Shadows & Dust, Vol. I, Issue 12

There’s nothing like your favorite college football team losing a historically important game (again) to force you to work through some existential angst. If it’s true, as 12-step groups like to say, that the definition of insanity is embodied by doing the same things over and over again while expecting different results, then I am clearly crazy in my fan-ness. (Is “fan-ness” a word?)

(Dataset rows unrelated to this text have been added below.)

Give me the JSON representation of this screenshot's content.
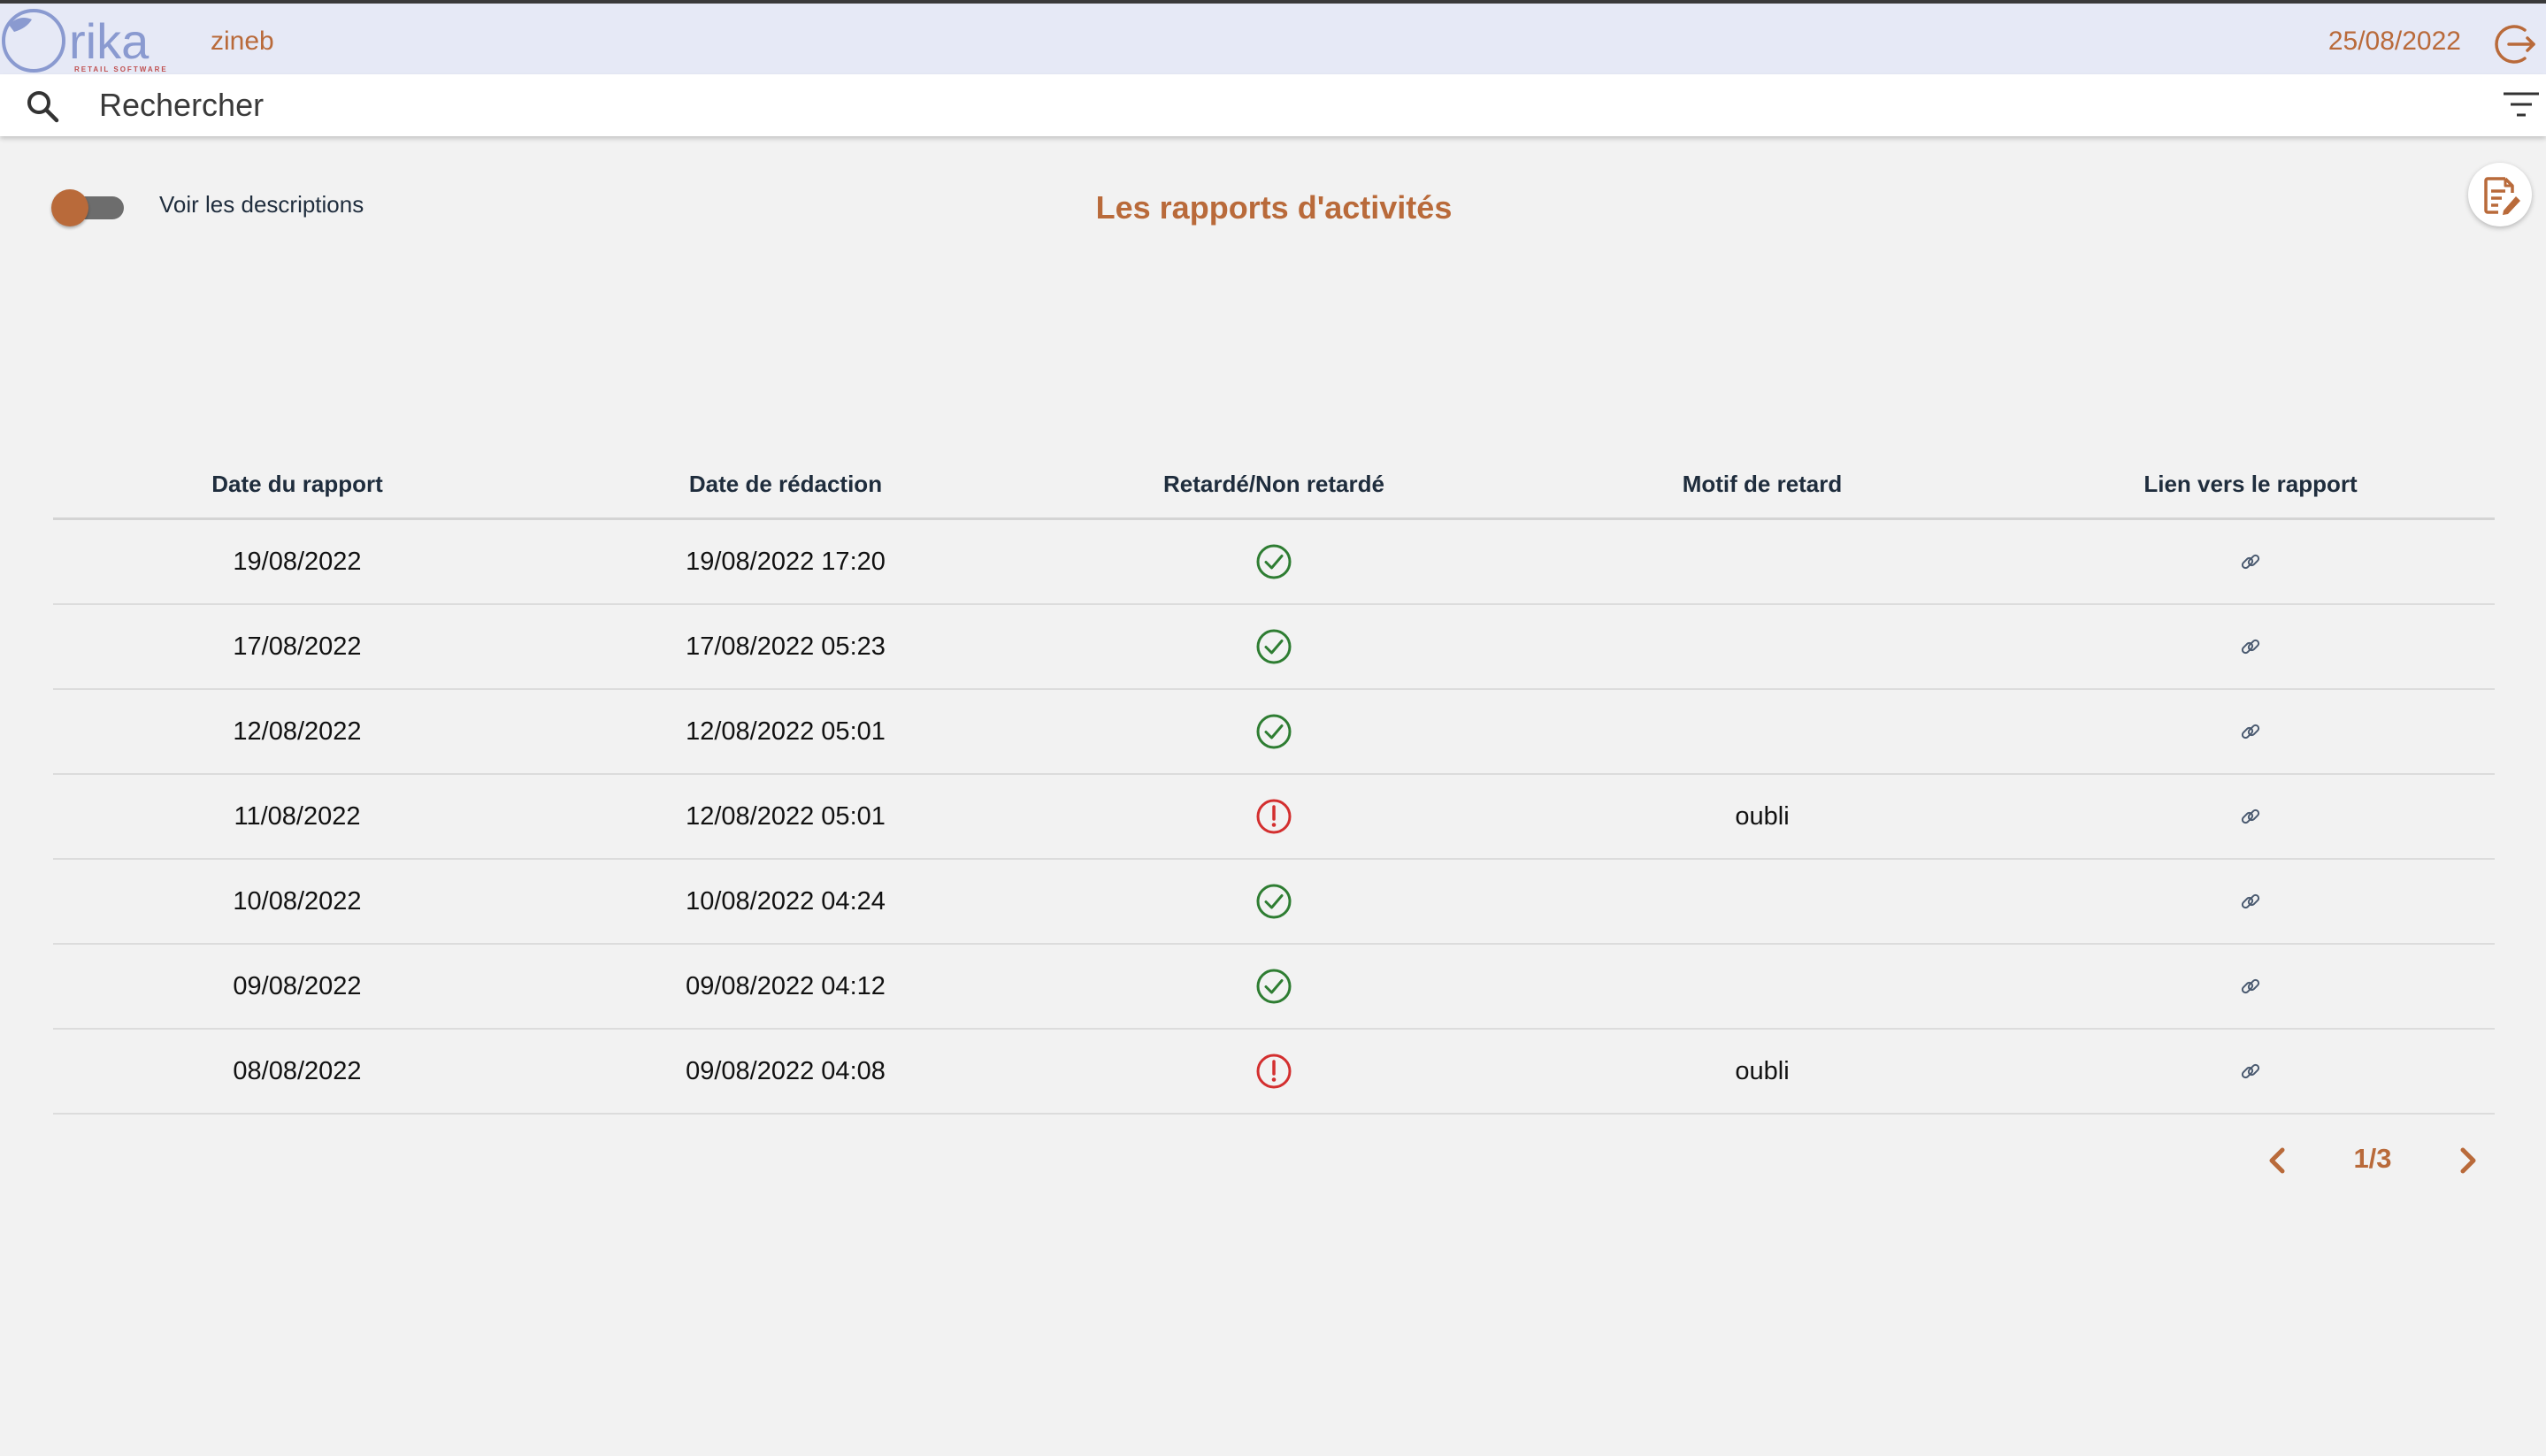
{
  "header": {
    "logo_text": "rika",
    "logo_tagline": "RETAIL SOFTWARE",
    "username": "zineb",
    "date": "25/08/2022"
  },
  "search": {
    "placeholder": "Rechercher",
    "value": ""
  },
  "controls": {
    "toggle_label": "Voir les descriptions",
    "toggle_on": false,
    "page_title": "Les rapports d'activités"
  },
  "table": {
    "columns": [
      "Date du rapport",
      "Date de rédaction",
      "Retardé/Non retardé",
      "Motif de retard",
      "Lien vers le rapport"
    ],
    "rows": [
      {
        "date_rapport": "19/08/2022",
        "date_redaction": "19/08/2022 17:20",
        "status": "on-time",
        "motif": ""
      },
      {
        "date_rapport": "17/08/2022",
        "date_redaction": "17/08/2022 05:23",
        "status": "on-time",
        "motif": ""
      },
      {
        "date_rapport": "12/08/2022",
        "date_redaction": "12/08/2022 05:01",
        "status": "on-time",
        "motif": ""
      },
      {
        "date_rapport": "11/08/2022",
        "date_redaction": "12/08/2022 05:01",
        "status": "late",
        "motif": "oubli"
      },
      {
        "date_rapport": "10/08/2022",
        "date_redaction": "10/08/2022 04:24",
        "status": "on-time",
        "motif": ""
      },
      {
        "date_rapport": "09/08/2022",
        "date_redaction": "09/08/2022 04:12",
        "status": "on-time",
        "motif": ""
      },
      {
        "date_rapport": "08/08/2022",
        "date_redaction": "09/08/2022 04:08",
        "status": "late",
        "motif": "oubli"
      }
    ]
  },
  "pagination": {
    "label": "1/3"
  },
  "icons": {
    "on_time": "check-circle-icon",
    "late": "alert-circle-icon",
    "link": "link-icon",
    "search": "search-icon",
    "filter": "filter-icon",
    "logout": "logout-icon",
    "report": "edit-document-icon"
  },
  "colors": {
    "accent": "#b96a3a",
    "header_bg": "#e6e9f6",
    "on_time": "#2e7d32",
    "late": "#d32f2f",
    "logo": "#8a9ad0"
  }
}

Anyway, here are some highlights of what I’ve been reading and watching lately:

Books

  • Christianity, Truth & Weakening Faith: A Dialogue edited by Pierpaolo Antonello, translated by William McCuaig — Very interesting debate between French anthropologist René Girard and Italian philosopher Gianni Vattimo. Vattimo bases much of his progressive optimistic outlook on the work of Girard, who for his own part approaches the world from a more cautious, conservative Catholic perspective. The message of the incarnation and the crucifixion of Christ is crucial for both, especially in the sense that the sacrifice of Christ demystifies “all the violence on which the walls of the citadel of the sacred had been erected. Christianity represents the moment at which it is suggested, or rather, revealed to mankind that it can free itself from the need to resort to scapegoats and their immolation as a system for ending conflicts and crises within communities.”
  • The Scandal of the Evangelical Conscience: Why are Christians Living Just Like the Rest of the World by Ronald J. Sider — This prophetic word from within evangelicalism was published in 2005, and remains relevant today as it revisits both the witness of the early church and the message of the Gospel as the message of the kingdom of God.
  • Man’s Search for Meaning: An Introduction to Logotherapy by Viktor E. Frankl — My spiritual director said I needed to read this book. So I am reading it. I have to say it’s hard to dismiss the story and the wisdom of someone who survived the Holocaust and emerged from its horrors with his humanity and compassion intact.
Movies, TV programs
  • Vikings — So far I’ve watched the first several (bloody) episodes of this series. It traces the beginning of the “Viking” attacks on Western Europe (especially northeast England and the island of Lindisfarne, which I’ve had the privilege of visiting).
  • Zero Dark Thirty — Liked that this movie attempted to impartially tell the story of the killing of Osama bin Laden. It raised a lot of questions for me about the nature of our anti-terrorism efforts, especially as they involve torture and what the government likes to call “collateral damage.” Do the ends justify the means when it comes to national defense?
  • Breaking Bad — Four more episodes to go (before I finish this already completed series)! Finishing the series will be almost as depressing as the moral slide of Walter White.